Da das Ablehnungsgesuch des Angeklagten damit zu Unrecht verworfen worden war, lag der absolute Revisionsgrund aus § 338 Nr. 3 StPO vor. Der Bundesgerichtshof hob allein aus diesem Grund den Strafausspruch auf. Er hatte daher in der Sache nicht über die Frage der verminderten Schuldfähigkeit zu entscheiden. Die Strafkammer hatte dies nach den übereinstimmenden Gutachten beider Sachverständigen in der Hauptverhandlung verneint.

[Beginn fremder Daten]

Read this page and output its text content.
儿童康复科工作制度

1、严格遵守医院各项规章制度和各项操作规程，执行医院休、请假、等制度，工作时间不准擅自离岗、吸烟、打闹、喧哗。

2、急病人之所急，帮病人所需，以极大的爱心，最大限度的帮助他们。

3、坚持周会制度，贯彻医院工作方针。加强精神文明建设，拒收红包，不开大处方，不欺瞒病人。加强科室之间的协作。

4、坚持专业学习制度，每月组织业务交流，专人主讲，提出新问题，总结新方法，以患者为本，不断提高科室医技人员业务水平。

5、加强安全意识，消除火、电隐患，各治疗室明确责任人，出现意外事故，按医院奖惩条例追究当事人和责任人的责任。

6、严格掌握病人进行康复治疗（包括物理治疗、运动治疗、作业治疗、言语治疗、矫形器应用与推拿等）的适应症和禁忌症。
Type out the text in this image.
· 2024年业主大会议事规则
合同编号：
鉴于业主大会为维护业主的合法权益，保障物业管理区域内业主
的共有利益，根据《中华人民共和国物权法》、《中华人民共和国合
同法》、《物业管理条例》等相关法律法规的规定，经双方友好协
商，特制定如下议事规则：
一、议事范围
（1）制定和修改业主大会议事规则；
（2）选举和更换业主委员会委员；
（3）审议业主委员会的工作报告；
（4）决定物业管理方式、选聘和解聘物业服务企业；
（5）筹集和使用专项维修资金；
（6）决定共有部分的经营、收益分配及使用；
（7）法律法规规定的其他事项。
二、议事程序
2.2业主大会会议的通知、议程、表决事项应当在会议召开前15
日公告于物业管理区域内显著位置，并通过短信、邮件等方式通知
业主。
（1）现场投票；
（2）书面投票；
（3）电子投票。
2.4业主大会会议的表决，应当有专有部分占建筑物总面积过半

Den Feststellungen des Landgerichts zur Schuldfrage lag folgender Sachverhalt zugrunde: Der Angeklagte Manfred Schmider war Mehrheitsgesellschafter beinahe aller an der FlowTex-Firmengruppe mit Sitz in Ettlingen beteiligten Gesellschaften, über die er zusammen mit den Mitangeklagten ein Schneeballsystem aufbaute. Das System beruhte auf in den Einzelheiten unterschiedlich konzipierten Finanzierungsmodellen, die jedoch darin übereinstimmten, daß Leasinggebern oder Banken vorgetäuscht wurde, die FlowTex erwerbe mit ihren Mitteln Horizontalbohrmaschinen. Diese Geräte, mit denen Kabel verlegt werden können, ohne daß die Erdoberfläche aufgegraben werden muß, würden bei wirtschaftlich und rechtlich selbständigen "Servicegesellschaften" zum Einsatz kommen, aus deren Mietzahlungen und Umsatzbeteiligungen die FlowTex stetig wachsende Umsatzerlöse in zwei bis dreistelliger Millionenhöhe erziele. Tatsächlich wurden mit neu eingeworbenen Mitteln Altleasingverpflichtungen erfüllt, wofür kurz vor Verhaftung des Angeklagten ca. 33 Mio Euro monatlich erforderlich waren, im übrigen verwendeten die Angeklagten die Gelder für sich. Zur Verschleierung setzten sie einige wenige Bohrsysteme tatsächlich auf Baustellen ein und spiegelten Geldgebern und Wirtschaftsprüfern durch gefälschte Belege und mit Hilfe von ca. 30 sog. "Vorzeigemaschinen" die Existenz von rund 3.300 angeblich erworbenen Bohrsystemen vor. Für diese "virtuellen Bohrsysteme" wurden eigens Typenschilder gefertigt, die bei Kontrollen an den "Vorzeigemaschinen" angebracht wurden. Auch der Umstand, daß der Geldfluß schwer nachvollziehbar war, weil der Angeklagte rechtlich selbständige, aber tatsächlich von ihm beherrschte "Servicegesellschaften" und weitere Firmen einschaltete, half die Täuschung aufrecht zu erhalten. Aus den Transaktionen flossen insgesamt etwa 141 Mio. Euro in das Privatvermögen des Angeklagten Schmider. Die übrigen Beteiligten erlangten zwischen 2 und 15 Mio Euro.